AS the glare of the world's media turned away after Tuesday's dramatic protests against two Sellafield-bound freighters loaded with plutonium fuel, local campaigners are turning up the heat against nuclear reprocessing in Cumbria, reports Jennie Dennett.
Martin Forwood of CORE - Cumbrians Opposed to a Radioactive Environment - said every shipment of mixed oxide fuel (Mox) from the British Nuclear Fuel at Sellafield would incur the wrath of protestors.
"It seems to us nonsense that at a time when the Government is saying we must stamp out sources of materials that can be used by terrorists, BNFL should be shipping this stuff around the world."
A flotilla of around 20 protest vessels accompanied by veteran Greenpeace campaign ship The Rainbow Warrior followed the BNFL's first vessel, The Pacific Pintail, into Barrow's Ramsden Dock on Tuesday morning.
The environmental campaigners - mostly hailing from Ireland and Scotland - argue that Mox shipments are vulnerable to catastrophic accident or terrorist attack, which could lead to a large-scale contamination of the sea and coastal communities.
A force of eight police powerboats kept the protest boats clear of the freighter along with water cannons fired from Pintail.
Police helicopters patrolled from above and armed security forces lined the freighter railings.
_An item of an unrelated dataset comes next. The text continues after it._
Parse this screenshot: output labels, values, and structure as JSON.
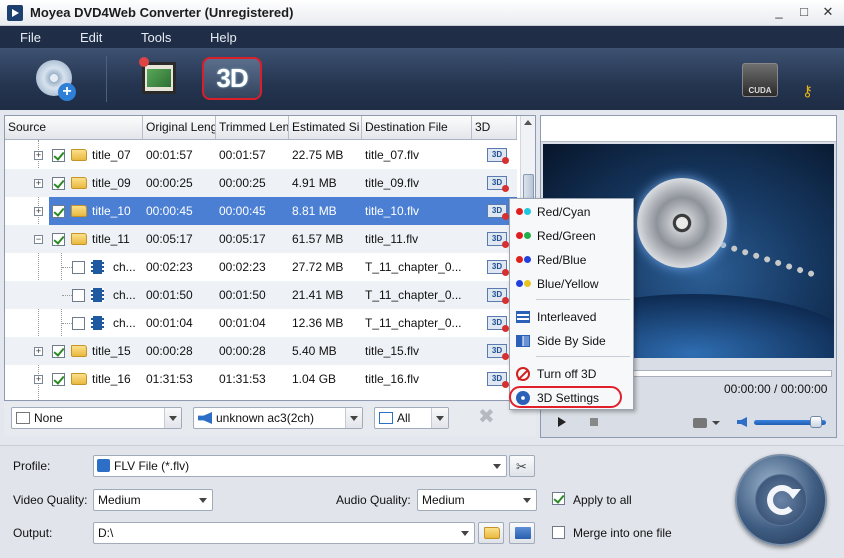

However, the only direct confrontation of the day occurred when veteran Kendal protestor Martin Wyness was ejected from the BNFL media base by police after attempting to make a citizen's arrest of Captain Malcolm Miller, head of BNFL Marine Transport.
The action followed another Wyness protest last week when he dumped a barrow-load of what he described as "West Cumbrian cow poo" on the doorstep of Sellafield's new £6.5 million visitor centre.
The two ships that had ignited the protests carried more than 200 kilos of mixed oxide nuclear fuel which had been sent back from Takahama in Japan after safety records at the plant operated by BNFL were exposed as false in 1999.
The firm's chief executive Norman Askew said the safe delivery of the shipment's cargo was an important milestone for BNFL: "This now draws a line under the Mox quality assurance issue.
I promised our Japanese customers that we would return the fuel in 2002 and we have delivered on that promise."
BNFL hopes Mox traffic will become a regular occurrence with at least two voyages a year between Barrow and Japan carrying fuel from Sellafield's new reprocessing plant.